Training Phase: It is the stage during which the model learns from data and makes the necessary predictions. The QA testing in the training phase entails ensuring that the algorithm and data while considering hyper parameter configuration data along with the associated metadata provide the predictive results that are expected. If the model fails at this stage, it needs to be rebuilt using better training data. This test is performed before the AI model is put into operation.
Inference Phase: It follows the training phase where the model can make inferences based on the input data. In the inference phase, the behavior of the model is checked with real-time data. The QA testing at this stage is done with a sample of the real world. Also, at this stage errors due to human bias are eliminated as far as possible.
Source Code: A machine learning program has less code than any other software program. However, it is likely to have errors. Therefore, unit tests and other tests are run on the source code.
Input and Output Values: Input and output values are the fundamental test objects in an ML algorithm. It is vital to verify the input values in an ML program because it is difficult to predict how the data will be processed.
The sensors of an AI system collect huge volumes of data. This creates unmanageable datasets that present problems in storage and analysis.

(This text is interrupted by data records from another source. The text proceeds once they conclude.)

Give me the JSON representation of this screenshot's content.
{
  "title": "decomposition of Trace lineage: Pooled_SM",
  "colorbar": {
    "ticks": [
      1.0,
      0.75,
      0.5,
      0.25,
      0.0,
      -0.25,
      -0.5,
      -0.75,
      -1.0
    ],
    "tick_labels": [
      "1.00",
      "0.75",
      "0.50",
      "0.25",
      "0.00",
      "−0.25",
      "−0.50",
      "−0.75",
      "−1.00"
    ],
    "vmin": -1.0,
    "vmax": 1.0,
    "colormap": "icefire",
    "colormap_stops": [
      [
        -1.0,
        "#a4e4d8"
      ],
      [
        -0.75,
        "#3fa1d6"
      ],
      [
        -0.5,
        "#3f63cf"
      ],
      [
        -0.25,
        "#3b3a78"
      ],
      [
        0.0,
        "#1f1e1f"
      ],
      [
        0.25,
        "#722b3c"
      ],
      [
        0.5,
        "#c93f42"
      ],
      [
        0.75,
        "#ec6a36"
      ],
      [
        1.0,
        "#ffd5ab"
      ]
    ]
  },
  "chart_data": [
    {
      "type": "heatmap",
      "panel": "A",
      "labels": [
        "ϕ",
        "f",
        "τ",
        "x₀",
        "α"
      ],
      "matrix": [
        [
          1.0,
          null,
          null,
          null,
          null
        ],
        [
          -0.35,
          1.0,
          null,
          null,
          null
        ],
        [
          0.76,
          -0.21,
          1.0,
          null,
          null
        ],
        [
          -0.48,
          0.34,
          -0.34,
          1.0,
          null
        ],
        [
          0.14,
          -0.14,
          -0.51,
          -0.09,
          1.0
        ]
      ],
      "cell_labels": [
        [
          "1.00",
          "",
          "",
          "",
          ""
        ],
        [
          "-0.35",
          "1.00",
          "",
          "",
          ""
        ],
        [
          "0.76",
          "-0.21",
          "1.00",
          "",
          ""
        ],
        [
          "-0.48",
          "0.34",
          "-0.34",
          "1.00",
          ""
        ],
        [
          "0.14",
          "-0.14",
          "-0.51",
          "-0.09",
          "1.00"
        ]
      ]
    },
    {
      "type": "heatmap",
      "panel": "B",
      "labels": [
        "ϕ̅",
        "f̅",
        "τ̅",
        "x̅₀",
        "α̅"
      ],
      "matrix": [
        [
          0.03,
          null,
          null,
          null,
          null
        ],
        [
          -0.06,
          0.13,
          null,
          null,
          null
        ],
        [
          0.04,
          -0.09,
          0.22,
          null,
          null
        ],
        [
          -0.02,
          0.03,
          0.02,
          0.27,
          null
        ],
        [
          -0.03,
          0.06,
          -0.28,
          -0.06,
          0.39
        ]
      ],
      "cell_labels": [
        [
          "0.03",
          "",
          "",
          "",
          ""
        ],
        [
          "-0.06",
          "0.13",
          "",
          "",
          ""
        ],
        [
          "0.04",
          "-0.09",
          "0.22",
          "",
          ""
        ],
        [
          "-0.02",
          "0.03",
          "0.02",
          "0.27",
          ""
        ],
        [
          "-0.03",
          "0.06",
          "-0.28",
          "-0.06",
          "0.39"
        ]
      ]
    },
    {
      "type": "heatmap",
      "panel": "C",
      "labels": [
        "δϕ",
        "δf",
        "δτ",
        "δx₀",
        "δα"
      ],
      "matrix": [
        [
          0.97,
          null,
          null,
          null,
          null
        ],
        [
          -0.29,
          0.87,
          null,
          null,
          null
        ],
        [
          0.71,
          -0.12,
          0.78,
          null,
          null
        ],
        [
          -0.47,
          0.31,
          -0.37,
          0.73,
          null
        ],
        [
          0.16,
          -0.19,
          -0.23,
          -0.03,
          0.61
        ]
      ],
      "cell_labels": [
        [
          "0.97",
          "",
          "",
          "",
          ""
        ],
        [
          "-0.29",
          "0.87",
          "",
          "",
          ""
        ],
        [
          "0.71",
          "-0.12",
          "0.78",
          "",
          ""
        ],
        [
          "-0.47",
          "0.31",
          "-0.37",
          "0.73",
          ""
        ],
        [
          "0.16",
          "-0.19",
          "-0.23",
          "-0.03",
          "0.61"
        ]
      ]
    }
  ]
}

An AI system works by constantly learning. The challenge arises when there are unexpected events. In such a scenario, it becomes difficult to collate the data and train the system.
AI systems are trained and tested by humans and hence are vulnerable to human bias. Therefore, AI testing needs to test the system for human bias and eliminate it.
In an AI system, a single defect gets intensified to a large extent, making it difficult to identify the specific problem.
In order to overcome these challenges in AI testing, the testing needs to be approached in a systematic manner.
For any AI system to be successful, the input data should be free of any errors. The first step for AI testing is checking the data. The input data of an AI system needs to be scrubbed, cleaned, and validated. The quality assurance team should ensure that the input data is free of any kind of human bias or any kind of variation. This is because any flaw in the input data can lead to complications in the system’s interpretation of data leading to errors in the output. This could have serious repercussions, for instance, in a driverless car, it could lead to wrong navigation and even lead to accidents.
An AI system has an algorithm at its core. It is this algorithm that is responsible for processing data and generating insights. Some common examples of AI algorithms are the ability to learn, voice recognition, real-world sensor detection, etc.
The algorithm of the AI system should operate without any error. The algorithms should be tested again and again to ensure that they are free of errors because they can have grave consequences.
AI algorithms are tested using model validation, successful learn ability, the effectiveness of the algorithm, and a core understanding of the mind.
Performance and security testing are a vital aspect of testing of AI systems. Regulatory compliance is an essential part of the performance and security testing. Performance and security testing ensure error-free performance that has incorporated security measures to protect the system from cyber-attacks.
AI systems are generally a part of a complex network of applications. These diverse applications are integrated into a composite system and there is a possibility that the integrated system may include more than one AI system. Therefore, a holistic approach to testing is required. A system integration testing tests the entire system on various parameters when it works with conflicting goals.
Following use-cases must be tested to ensure the AI system works seamlessly:
An AI application needs to be tested for functionality and system levels. It is similar to testing of traditional software in aspects of test planning, test modeling, test design, and execution. However, it differs from traditional software in features such as non-oracles, timeliness, and the ability to learn. Therefore, testing of an AI system becomes more challenging and function test quality evaluation becomes an integral part of AI application testing. This test entails the testing of different quality attributes against pre-defined metrics.